Khanna’s federal-waiver fix simply nationalizes the failure: instead of one state discovering that price controls drive providers out and rationing in, the entire country gets one centralized thumb on the scale. That thumb already hovers over the firearms industry via ATF rule-making and proposed excise-tax hikes; handing it the entire healthcare system would let Washington tie Medicare payments to whether a trauma center treats gunshot wounds from “assault weapons” or participates in red-flag reporting. Gun owners who cheered when Vermont’s plan cratered should recognize the same central-planning impulse now dressed up as compassion.

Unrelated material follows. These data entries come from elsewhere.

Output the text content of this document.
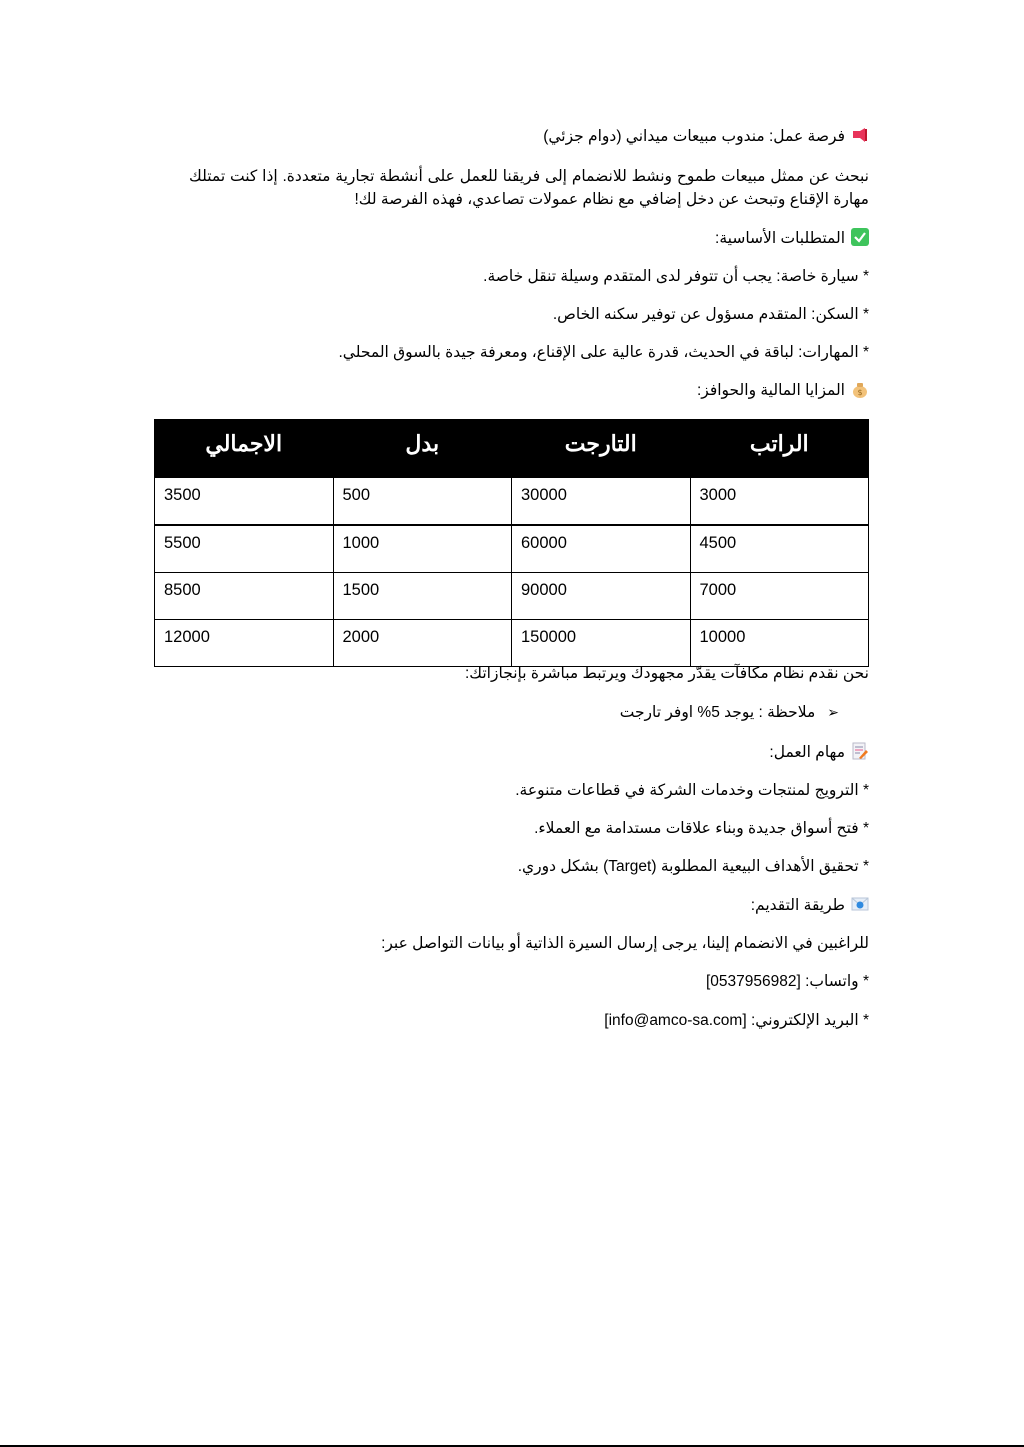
فرصة عمل: مندوب مبيعات ميداني (دوام جزئي)
نبحث عن ممثل مبيعات طموح ونشط للانضمام إلى فريقنا للعمل على أنشطة تجارية متعددة. إذا كنت تمتلك مهارة الإقناع وتبحث عن دخل إضافي مع نظام عمولات تصاعدي، فهذه الفرصة لك!
المتطلبات الأساسية:
* سيارة خاصة: يجب أن تتوفر لدى المتقدم وسيلة تنقل خاصة.
* السكن: المتقدم مسؤول عن توفير سكنه الخاص.
* المهارات: لباقة في الحديث، قدرة عالية على الإقناع، ومعرفة جيدة بالسوق المحلي.
$
المزايا المالية والحوافز:
الراتب	التارجت	بدل	الاجمالي
3000	30000	500	3500
4500	60000	1000	5500
7000	90000	1500	8500
10000	150000	2000	12000
نحن نقدم نظام مكافآت يقدّر مجهودك ويرتبط مباشرة بإنجازاتك:
➢ملاحظة : يوجد 5% اوفر تارجت
مهام العمل:
* الترويج لمنتجات وخدمات الشركة في قطاعات متنوعة.
* فتح أسواق جديدة وبناء علاقات مستدامة مع العملاء.
* تحقيق الأهداف البيعية المطلوبة (Target) بشكل دوري.
طريقة التقديم:
للراغبين في الانضمام إلينا، يرجى إرسال السيرة الذاتية أو بيانات التواصل عبر:
* واتساب: [0537956982]
* البريد الإلكتروني: [info@amco-sa.com]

The takeaway is straightforward: every expansion of federal spending power is another vector for restricting the right to keep and bear arms. Whether the issue is suppressing firearm-suppressor R&D through NIH grants or conditioning hospital funding on gun-confiscation compliance, the pattern is identical—money becomes the muzzle. Khanna’s Vermont excuse proves the point: when the experiment fails at the state level, the solution is never to abandon the premise, but to force everyone else to fund it.